For a few days now, I've been under the weather, the weather which keeps changing and holding on to itself. I never worry about winter lasting too long in NY because what it leaves in its wake are the tough little sprouts, who wend their way up no matter what they think is happening up there and they stumble out color and bloom so gracefully, you'd think it was a surprise ballet.

The backyard now, in this still new feeling apartment of a year and quarter, is all the way on the other side of the basement door, three flights down. I was doing laundry the other day and opened the door on it and all these bulbs were psst-ing at me, "Take me upstairs! Let me bloom before your very eyes!" So I did that and look at what happened! I might have missed it otherwise since I don't do laundry nearly often enough.

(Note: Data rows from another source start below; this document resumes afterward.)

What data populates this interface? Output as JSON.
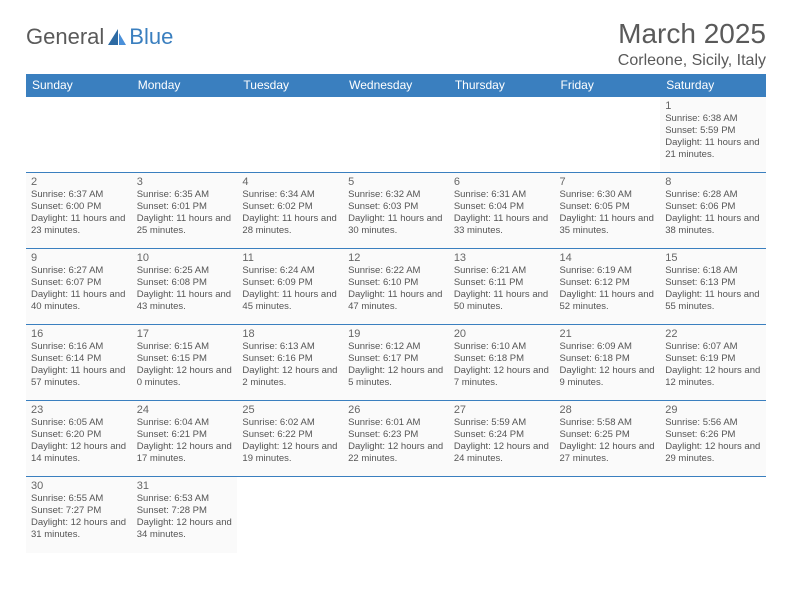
{
  "logo": {
    "text1": "General",
    "text2": "Blue"
  },
  "title": "March 2025",
  "location": "Corleone, Sicily, Italy",
  "columns": [
    "Sunday",
    "Monday",
    "Tuesday",
    "Wednesday",
    "Thursday",
    "Friday",
    "Saturday"
  ],
  "header_bg": "#3a7fbf",
  "cell_border": "#3a7fbf",
  "weeks": [
    [
      null,
      null,
      null,
      null,
      null,
      null,
      {
        "n": "1",
        "sr": "6:38 AM",
        "ss": "5:59 PM",
        "dl": "11 hours and 21 minutes."
      }
    ],
    [
      {
        "n": "2",
        "sr": "6:37 AM",
        "ss": "6:00 PM",
        "dl": "11 hours and 23 minutes."
      },
      {
        "n": "3",
        "sr": "6:35 AM",
        "ss": "6:01 PM",
        "dl": "11 hours and 25 minutes."
      },
      {
        "n": "4",
        "sr": "6:34 AM",
        "ss": "6:02 PM",
        "dl": "11 hours and 28 minutes."
      },
      {
        "n": "5",
        "sr": "6:32 AM",
        "ss": "6:03 PM",
        "dl": "11 hours and 30 minutes."
      },
      {
        "n": "6",
        "sr": "6:31 AM",
        "ss": "6:04 PM",
        "dl": "11 hours and 33 minutes."
      },
      {
        "n": "7",
        "sr": "6:30 AM",
        "ss": "6:05 PM",
        "dl": "11 hours and 35 minutes."
      },
      {
        "n": "8",
        "sr": "6:28 AM",
        "ss": "6:06 PM",
        "dl": "11 hours and 38 minutes."
      }
    ],
    [
      {
        "n": "9",
        "sr": "6:27 AM",
        "ss": "6:07 PM",
        "dl": "11 hours and 40 minutes."
      },
      {
        "n": "10",
        "sr": "6:25 AM",
        "ss": "6:08 PM",
        "dl": "11 hours and 43 minutes."
      },
      {
        "n": "11",
        "sr": "6:24 AM",
        "ss": "6:09 PM",
        "dl": "11 hours and 45 minutes."
      },
      {
        "n": "12",
        "sr": "6:22 AM",
        "ss": "6:10 PM",
        "dl": "11 hours and 47 minutes."
      },
      {
        "n": "13",
        "sr": "6:21 AM",
        "ss": "6:11 PM",
        "dl": "11 hours and 50 minutes."
      },
      {
        "n": "14",
        "sr": "6:19 AM",
        "ss": "6:12 PM",
        "dl": "11 hours and 52 minutes."
      },
      {
        "n": "15",
        "sr": "6:18 AM",
        "ss": "6:13 PM",
        "dl": "11 hours and 55 minutes."
      }
    ],
    [
      {
        "n": "16",
        "sr": "6:16 AM",
        "ss": "6:14 PM",
        "dl": "11 hours and 57 minutes."
      },
      {
        "n": "17",
        "sr": "6:15 AM",
        "ss": "6:15 PM",
        "dl": "12 hours and 0 minutes."
      },
      {
        "n": "18",
        "sr": "6:13 AM",
        "ss": "6:16 PM",
        "dl": "12 hours and 2 minutes."
      },
      {
        "n": "19",
        "sr": "6:12 AM",
        "ss": "6:17 PM",
        "dl": "12 hours and 5 minutes."
      },
      {
        "n": "20",
        "sr": "6:10 AM",
        "ss": "6:18 PM",
        "dl": "12 hours and 7 minutes."
      },
      {
        "n": "21",
        "sr": "6:09 AM",
        "ss": "6:18 PM",
        "dl": "12 hours and 9 minutes."
      },
      {
        "n": "22",
        "sr": "6:07 AM",
        "ss": "6:19 PM",
        "dl": "12 hours and 12 minutes."
      }
    ],
    [
      {
        "n": "23",
        "sr": "6:05 AM",
        "ss": "6:20 PM",
        "dl": "12 hours and 14 minutes."
      },
      {
        "n": "24",
        "sr": "6:04 AM",
        "ss": "6:21 PM",
        "dl": "12 hours and 17 minutes."
      },
      {
        "n": "25",
        "sr": "6:02 AM",
        "ss": "6:22 PM",
        "dl": "12 hours and 19 minutes."
      },
      {
        "n": "26",
        "sr": "6:01 AM",
        "ss": "6:23 PM",
        "dl": "12 hours and 22 minutes."
      },
      {
        "n": "27",
        "sr": "5:59 AM",
        "ss": "6:24 PM",
        "dl": "12 hours and 24 minutes."
      },
      {
        "n": "28",
        "sr": "5:58 AM",
        "ss": "6:25 PM",
        "dl": "12 hours and 27 minutes."
      },
      {
        "n": "29",
        "sr": "5:56 AM",
        "ss": "6:26 PM",
        "dl": "12 hours and 29 minutes."
      }
    ],
    [
      {
        "n": "30",
        "sr": "6:55 AM",
        "ss": "7:27 PM",
        "dl": "12 hours and 31 minutes."
      },
      {
        "n": "31",
        "sr": "6:53 AM",
        "ss": "7:28 PM",
        "dl": "12 hours and 34 minutes."
      },
      null,
      null,
      null,
      null,
      null
    ]
  ],
  "labels": {
    "sunrise": "Sunrise:",
    "sunset": "Sunset:",
    "daylight": "Daylight:"
  }
}
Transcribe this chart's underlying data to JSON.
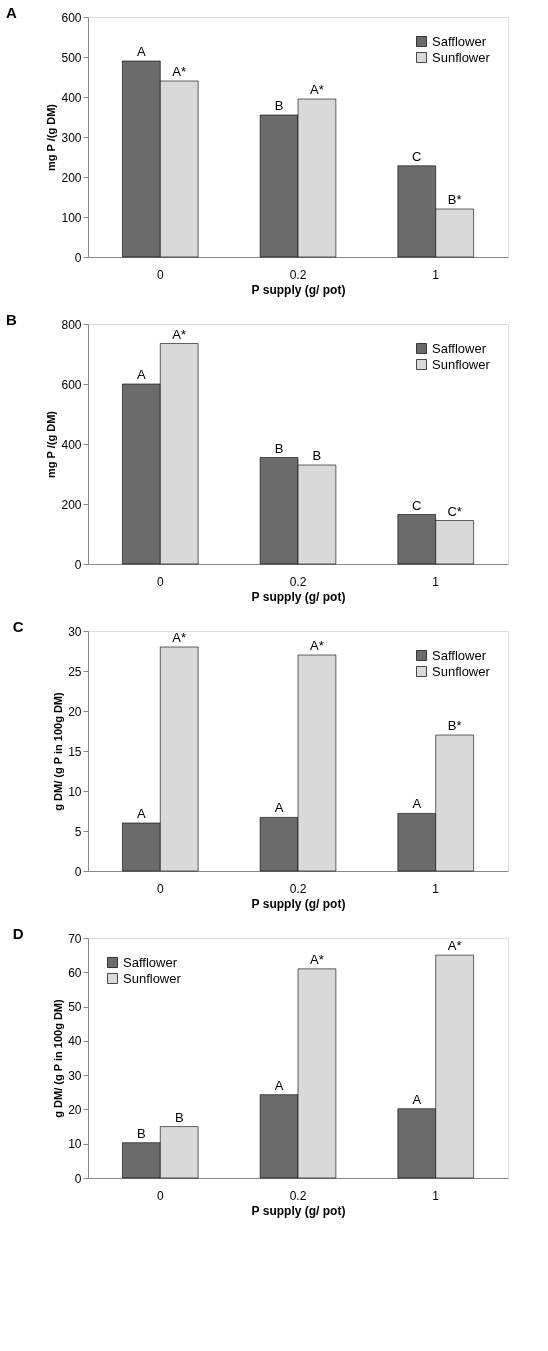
{
  "chart_data": [
    {
      "type": "bar",
      "title": "A",
      "xlabel": "P supply (g/ pot)",
      "ylabel": "mg  P /(g DM)",
      "categories": [
        "0",
        "0.2",
        "1"
      ],
      "ylim": [
        0,
        600
      ],
      "yticks": [
        0,
        100,
        200,
        300,
        400,
        500,
        600
      ],
      "grid": false,
      "legend": "top right",
      "series": [
        {
          "name": "Safflower",
          "color": "#6b6b6b",
          "values": [
            490,
            355,
            228
          ],
          "value_labels": [
            "A",
            "B",
            "C"
          ]
        },
        {
          "name": "Sunflower",
          "color": "#d9d9d9",
          "values": [
            440,
            395,
            120
          ],
          "value_labels": [
            "A*",
            "A*",
            "B*"
          ]
        }
      ]
    },
    {
      "type": "bar",
      "title": "B",
      "xlabel": "P supply (g/ pot)",
      "ylabel": "mg  P /(g DM)",
      "categories": [
        "0",
        "0.2",
        "1"
      ],
      "ylim": [
        0,
        800
      ],
      "yticks": [
        0,
        200,
        400,
        600,
        800
      ],
      "grid": false,
      "legend": "top right",
      "series": [
        {
          "name": "Safflower",
          "color": "#6b6b6b",
          "values": [
            600,
            355,
            165
          ],
          "value_labels": [
            "A",
            "B",
            "C"
          ]
        },
        {
          "name": "Sunflower",
          "color": "#d9d9d9",
          "values": [
            735,
            330,
            145
          ],
          "value_labels": [
            "A*",
            "B",
            "C*"
          ]
        }
      ]
    },
    {
      "type": "bar",
      "title": "C",
      "xlabel": "P supply (g/ pot)",
      "ylabel": "g DM/ (g P in 100g DM)",
      "categories": [
        "0",
        "0.2",
        "1"
      ],
      "ylim": [
        0,
        30
      ],
      "yticks": [
        0,
        5,
        10,
        15,
        20,
        25,
        30
      ],
      "grid": false,
      "legend": "top right",
      "series": [
        {
          "name": "Safflower",
          "color": "#6b6b6b",
          "values": [
            6,
            6.7,
            7.2
          ],
          "value_labels": [
            "A",
            "A",
            "A"
          ]
        },
        {
          "name": "Sunflower",
          "color": "#d9d9d9",
          "values": [
            28,
            27,
            17
          ],
          "value_labels": [
            "A*",
            "A*",
            "B*"
          ]
        }
      ]
    },
    {
      "type": "bar",
      "title": "D",
      "xlabel": "P supply (g/ pot)",
      "ylabel": "g DM/ (g P in 100g DM)",
      "categories": [
        "0",
        "0.2",
        "1"
      ],
      "ylim": [
        0,
        70
      ],
      "yticks": [
        0,
        10,
        20,
        30,
        40,
        50,
        60,
        70
      ],
      "grid": false,
      "legend": "top left",
      "series": [
        {
          "name": "Safflower",
          "color": "#6b6b6b",
          "values": [
            10.3,
            24.3,
            20.2
          ],
          "value_labels": [
            "B",
            "A",
            "A"
          ]
        },
        {
          "name": "Sunflower",
          "color": "#d9d9d9",
          "values": [
            15,
            61,
            65
          ],
          "value_labels": [
            "B",
            "A*",
            "A*"
          ]
        }
      ]
    }
  ]
}
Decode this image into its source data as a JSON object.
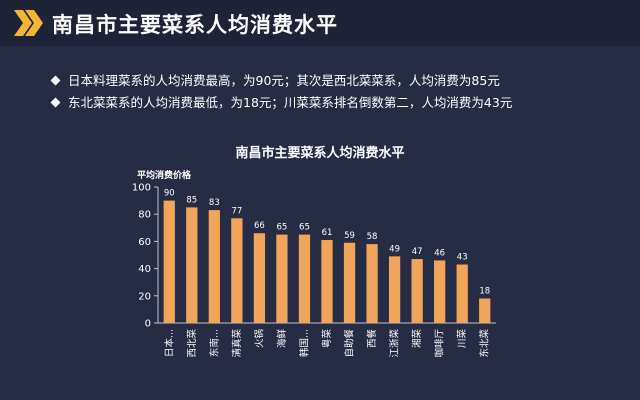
{
  "header": {
    "title": "南昌市主要菜系人均消费水平",
    "accent_color": "#f4b531",
    "icon": "double-chevron-right-icon"
  },
  "bullets": [
    "日本料理菜系的人均消费最高，为90元；其次是西北菜菜系，人均消费为85元",
    "东北菜菜系的人均消费最低，为18元；川菜菜系排名倒数第二，人均消费为43元"
  ],
  "chart_data": {
    "type": "bar",
    "title": "南昌市主要菜系人均消费水平",
    "xlabel": "",
    "ylabel": "平均消费价格",
    "categories": [
      "日本...",
      "西北菜",
      "东南...",
      "清真菜",
      "火锅",
      "海鲜",
      "韩国...",
      "粤菜",
      "自助餐",
      "西餐",
      "江浙菜",
      "湘菜",
      "咖啡厅",
      "川菜",
      "东北菜"
    ],
    "values": [
      90,
      85,
      83,
      77,
      66,
      65,
      65,
      61,
      59,
      58,
      49,
      47,
      46,
      43,
      18
    ],
    "ylim": [
      0,
      100
    ],
    "yticks": [
      0,
      20,
      40,
      60,
      80,
      100
    ],
    "grid": false,
    "data_labels": true,
    "bar_color": "#f0a55a"
  }
}
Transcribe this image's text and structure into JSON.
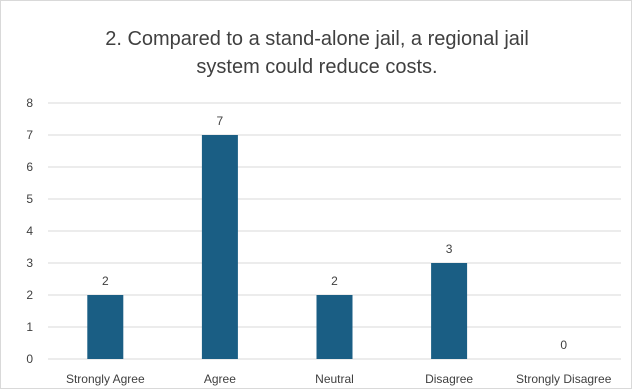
{
  "chart_data": {
    "type": "bar",
    "title": "2. Compared to a stand-alone jail, a regional jail system could reduce costs.",
    "xlabel": "",
    "ylabel": "",
    "categories": [
      "Strongly Agree",
      "Agree",
      "Neutral",
      "Disagree",
      "Strongly Disagree"
    ],
    "values": [
      2,
      7,
      2,
      3,
      0
    ],
    "ylim": [
      0,
      8
    ],
    "yticks": [
      "0",
      "1",
      "2",
      "3",
      "4",
      "5",
      "6",
      "7",
      "8"
    ],
    "data_labels": [
      "2",
      "7",
      "2",
      "3",
      "0"
    ],
    "grid": "horizontal",
    "legend": "none",
    "bar_color": "#1a5e84",
    "grid_color": "#d9d9d9"
  }
}
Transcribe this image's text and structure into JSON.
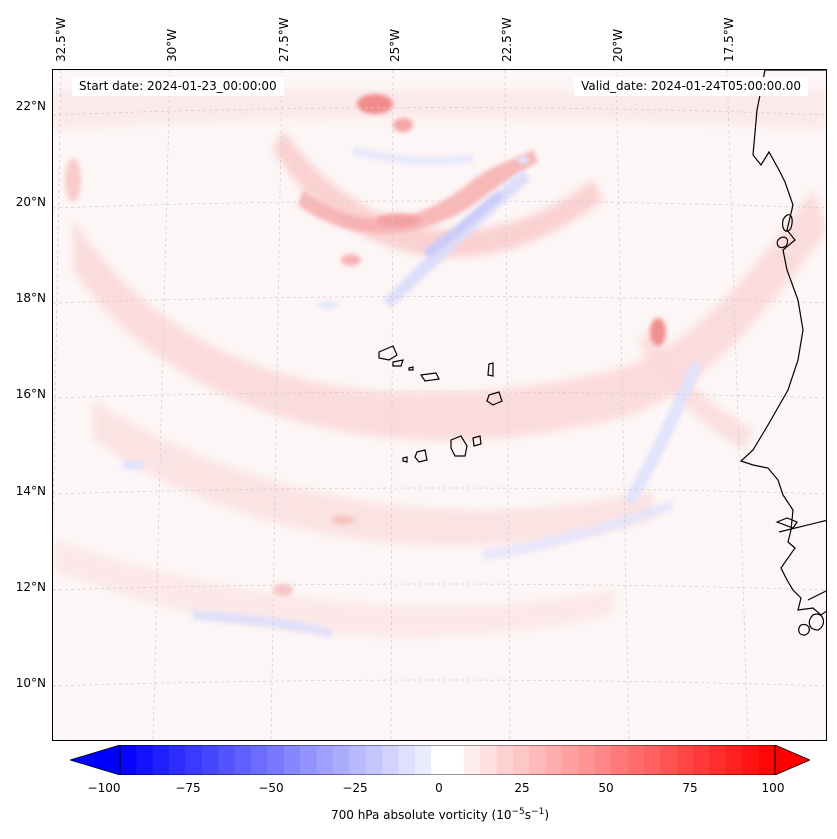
{
  "boxes": {
    "start": "Start date: 2024-01-23_00:00:00",
    "valid": "Valid_date: 2024-01-24T05:00:00.00"
  },
  "lon_labels": [
    "32.5°W",
    "30°W",
    "27.5°W",
    "25°W",
    "22.5°W",
    "20°W",
    "17.5°W"
  ],
  "lat_labels": [
    "22°N",
    "20°N",
    "18°N",
    "16°N",
    "14°N",
    "12°N",
    "10°N"
  ],
  "colorbar": {
    "ticks": [
      "−100",
      "−75",
      "−50",
      "−25",
      "0",
      "25",
      "50",
      "75",
      "100"
    ],
    "label_main": "700 hPa absolute vorticity (10",
    "label_exp1": "−5",
    "label_unit": "s",
    "label_exp2": "−1",
    "label_close": ")",
    "min_color": "#0000ff",
    "mid_color": "#ffffff",
    "max_color": "#ff0000"
  },
  "field": {
    "name": "700 hPa absolute vorticity",
    "min": -100,
    "max": 100,
    "positive_color": "#ff0000",
    "negative_color": "#0000ff",
    "background_color": "#fdf6f6"
  }
}
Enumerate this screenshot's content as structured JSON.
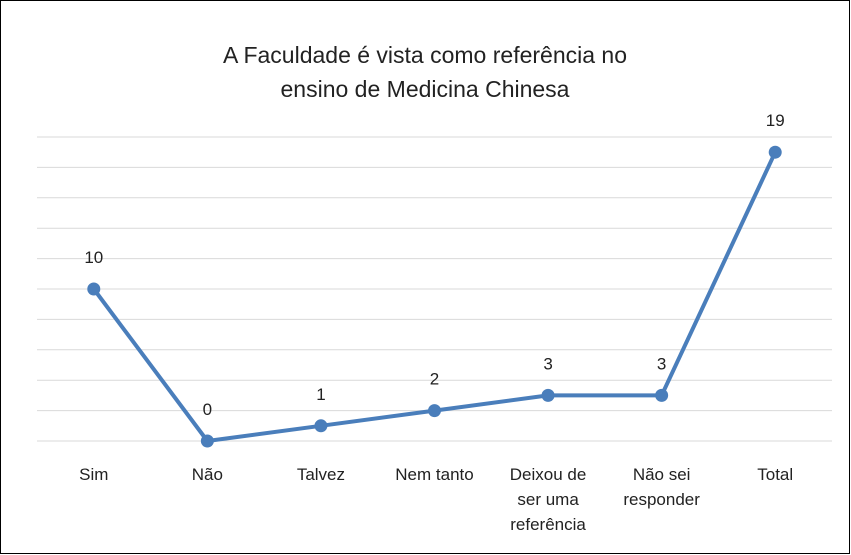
{
  "chart_data": {
    "type": "line",
    "title": "A Faculdade é vista como referência no ensino de Medicina Chinesa",
    "categories": [
      "Sim",
      "Não",
      "Talvez",
      "Nem tanto",
      "Deixou de ser uma referência",
      "Não sei responder",
      "Total"
    ],
    "values": [
      10,
      0,
      1,
      2,
      3,
      3,
      19
    ],
    "color": "#4a7ebb",
    "ylim": [
      0,
      20
    ],
    "yticks": [
      0,
      2,
      4,
      6,
      8,
      10,
      12,
      14,
      16,
      18,
      20
    ],
    "grid": true
  }
}
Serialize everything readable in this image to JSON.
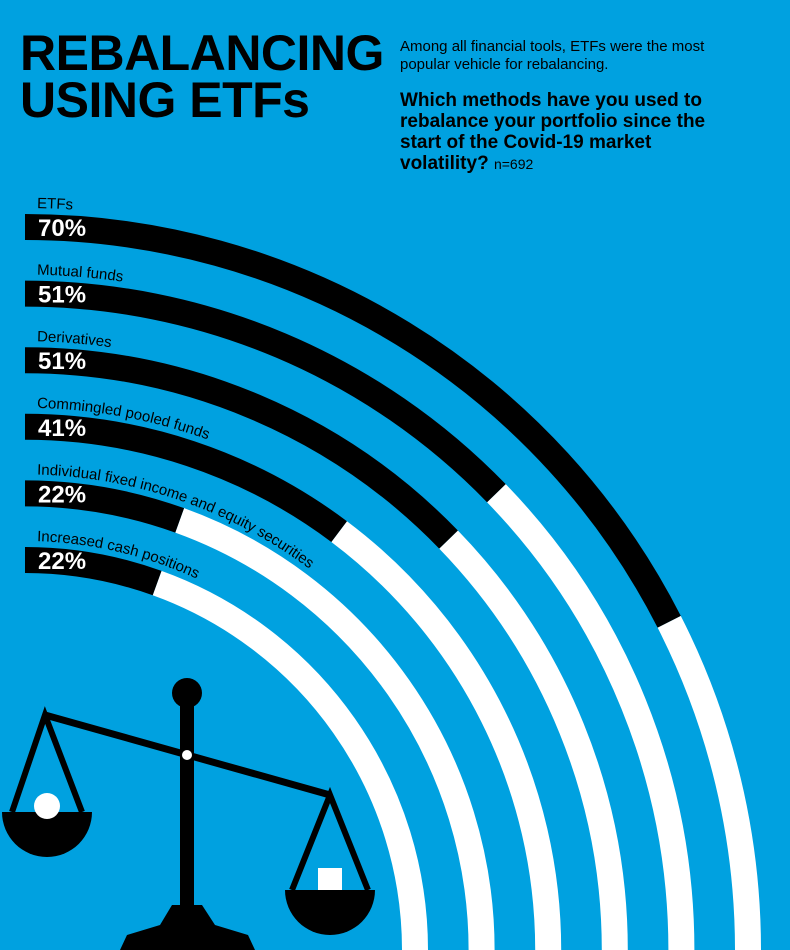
{
  "chart_data": {
    "type": "radial-bar",
    "title": "REBALANCING USING ETFs",
    "subtitle": "Among all financial tools, ETFs were the most popular vehicle for rebalancing.",
    "question": "Which methods have you used to rebalance your portfolio since the start of the Covid-19 market volatility?",
    "sample": "n=692",
    "categories": [
      "ETFs",
      "Mutual funds",
      "Derivatives",
      "Commingled pooled funds",
      "Individual fixed income and equity securities",
      "Increased cash positions"
    ],
    "values": [
      70,
      51,
      51,
      41,
      22,
      22
    ],
    "value_labels": [
      "70%",
      "51%",
      "51%",
      "41%",
      "22%",
      "22%"
    ],
    "ylim": [
      0,
      100
    ],
    "color": "#000000",
    "track_color": "#ffffff"
  }
}
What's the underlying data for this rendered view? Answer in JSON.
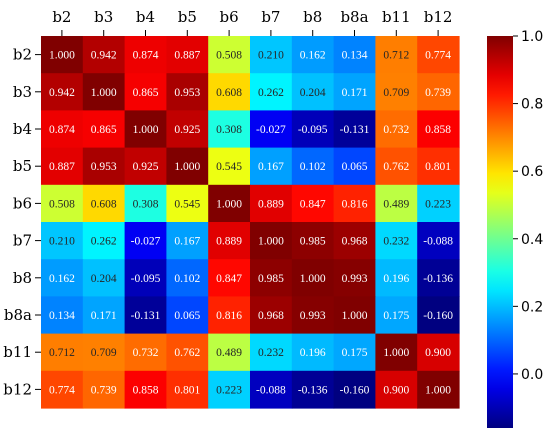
{
  "chart_data": {
    "type": "heatmap",
    "title": "",
    "xlabel": "",
    "ylabel": "",
    "x_labels": [
      "b2",
      "b3",
      "b4",
      "b5",
      "b6",
      "b7",
      "b8",
      "b8a",
      "b11",
      "b12"
    ],
    "y_labels": [
      "b2",
      "b3",
      "b4",
      "b5",
      "b6",
      "b7",
      "b8",
      "b8a",
      "b11",
      "b12"
    ],
    "values": [
      [
        1.0,
        0.942,
        0.874,
        0.887,
        0.508,
        0.21,
        0.162,
        0.134,
        0.712,
        0.774
      ],
      [
        0.942,
        1.0,
        0.865,
        0.953,
        0.608,
        0.262,
        0.204,
        0.171,
        0.709,
        0.739
      ],
      [
        0.874,
        0.865,
        1.0,
        0.925,
        0.308,
        -0.027,
        -0.095,
        -0.131,
        0.732,
        0.858
      ],
      [
        0.887,
        0.953,
        0.925,
        1.0,
        0.545,
        0.167,
        0.102,
        0.065,
        0.762,
        0.801
      ],
      [
        0.508,
        0.608,
        0.308,
        0.545,
        1.0,
        0.889,
        0.847,
        0.816,
        0.489,
        0.223
      ],
      [
        0.21,
        0.262,
        -0.027,
        0.167,
        0.889,
        1.0,
        0.985,
        0.968,
        0.232,
        -0.088
      ],
      [
        0.162,
        0.204,
        -0.095,
        0.102,
        0.847,
        0.985,
        1.0,
        0.993,
        0.196,
        -0.136
      ],
      [
        0.134,
        0.171,
        -0.131,
        0.065,
        0.816,
        0.968,
        0.993,
        1.0,
        0.175,
        -0.16
      ],
      [
        0.712,
        0.709,
        0.732,
        0.762,
        0.489,
        0.232,
        0.196,
        0.175,
        1.0,
        0.9
      ],
      [
        0.774,
        0.739,
        0.858,
        0.801,
        0.223,
        -0.088,
        -0.136,
        -0.16,
        0.9,
        1.0
      ]
    ],
    "value_format": "3 decimals",
    "colormap": "jet",
    "vmin": -0.16,
    "vmax": 1.0,
    "x_tick_position": "top",
    "colorbar": {
      "position": "right",
      "ticks": [
        0.0,
        0.2,
        0.4,
        0.6,
        0.8,
        1.0
      ],
      "tick_labels": [
        "0.0",
        "0.2",
        "0.4",
        "0.6",
        "0.8",
        "1.0"
      ]
    },
    "grid": false,
    "legend": "none"
  }
}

The rest of the winter we are lucky to have a lot of sun and if I were around often enough I'd appreciate the sunny-ness of it all, producing vines and plants that otherwise only come around in summer. So I am thankful for that when I visit these rooms and these old photographs and our cats and the old pine cones with wintry connotations that I threw out the window hoping they'd assist something else out there, and the blossoms I stole from the garden which quickly blossomed in front of me and us and our Spring-like capabilities. 

Saturday, March 16, 2013

Cambodia Blessings




We just returned from a very inspiring trip to Cambodia. Exploring around the temples of Angkor, we were lucky for many reasons: the opportunity to come to the place we only had in our dreams for many years, the opportunity to observe, opportunities to receive and count blessings, to think about what is real, what will happen, what might not, what doesn't matter anyway.














When you visit a country with such a wealth in it's history of intense grandeur, arts and spiritual depth, combined with the terror and confusion and guilt, with still so much of it's past to come to terms with, we found out it is possible to be very rooted in the present, to connect with everylovelyone we met, and hopeful with possibility. How do you let all of this out of your suitcase when you get home? How do you bring any of it with you?